2003-Present. In early 2003, the legislature made numerous DSS budget cuts, including those affecting TFA and related child care and Medicaid expenditures. It (1) reduced from three to two the number of TFA extensions, effective July 1, 2003, but continued the exemptions; (2) reduced income eligibility for transitional child care benefits from 75% to 55% of statewide median income, effective March 1, 2003; and (3) reduced the income limit for adult Medicaid (HUSKY A) (PA 03-2).
PA 04-258 (amended by PA 04-2, MSS) prohibits DSS from granting TFA to applicants before they have attended the initial scheduled employment services assessment interview and worked on their employment plan. But DSS may not delay benefits when it schedules the appointment more than 10 business days after the person applies, nor may it delay assistance when the DOL fails to complete the employment plan within 10 days of the applicant's interview.
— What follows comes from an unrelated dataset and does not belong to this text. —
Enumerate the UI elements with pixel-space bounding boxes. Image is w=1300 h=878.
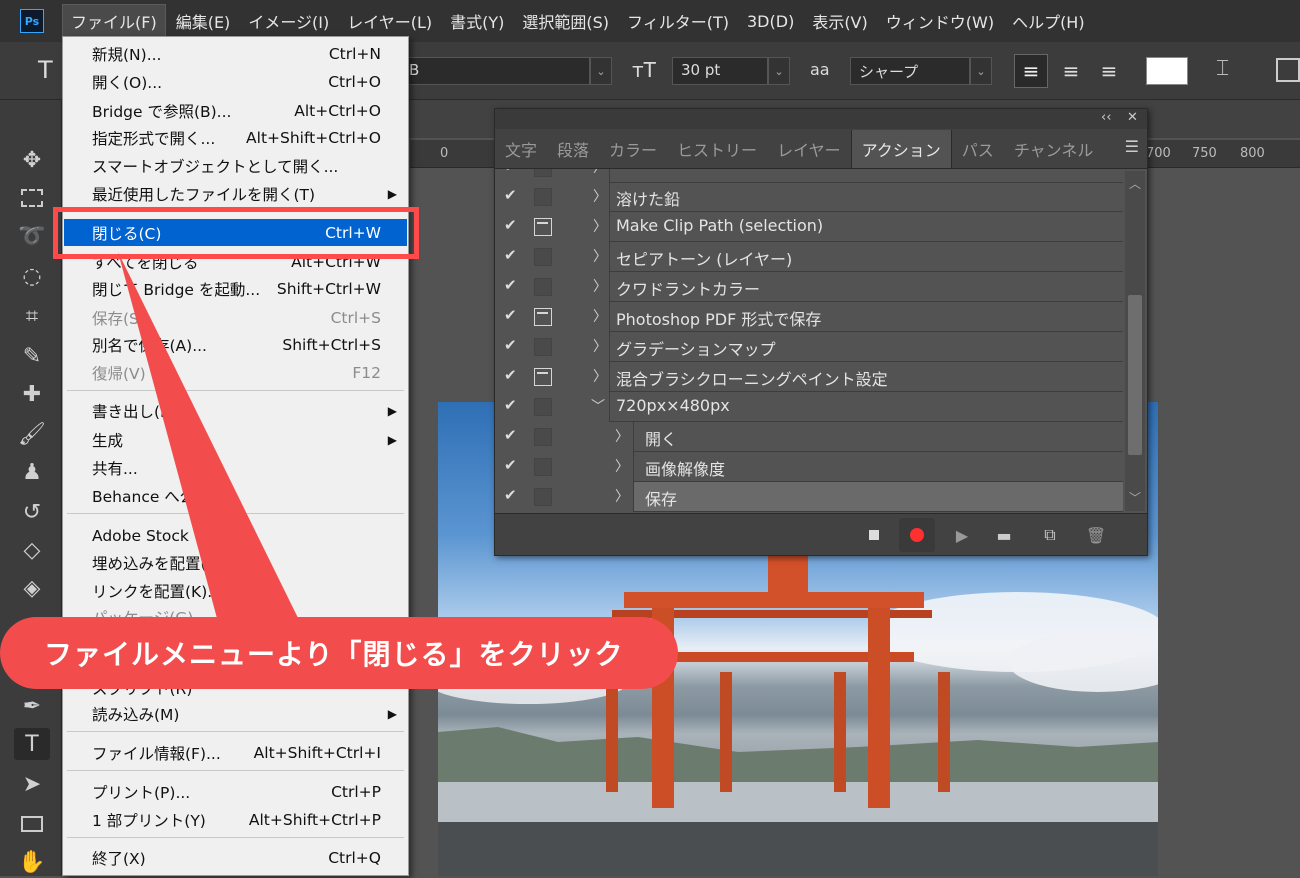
callout-pointer — [118, 252, 300, 622]
instruction-callout: ファイルメニューより「閉じる」をクリック — [0, 617, 678, 689]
The 2004 legislature also expanded the circumstances under which welfare leavers could access the T-RAP program, including allowing people to get rental assistance when they leave the TFA program but have not exhausted the 21 months (PA 04-73).
In 2005, the legislature reduced from two years to one the period of transitional Medicaid for people leaving the TFA program (PA 05-280). But the act restored eligibility for adult caretaker relatives, although it directed DSS to institute cost sharing for these adults.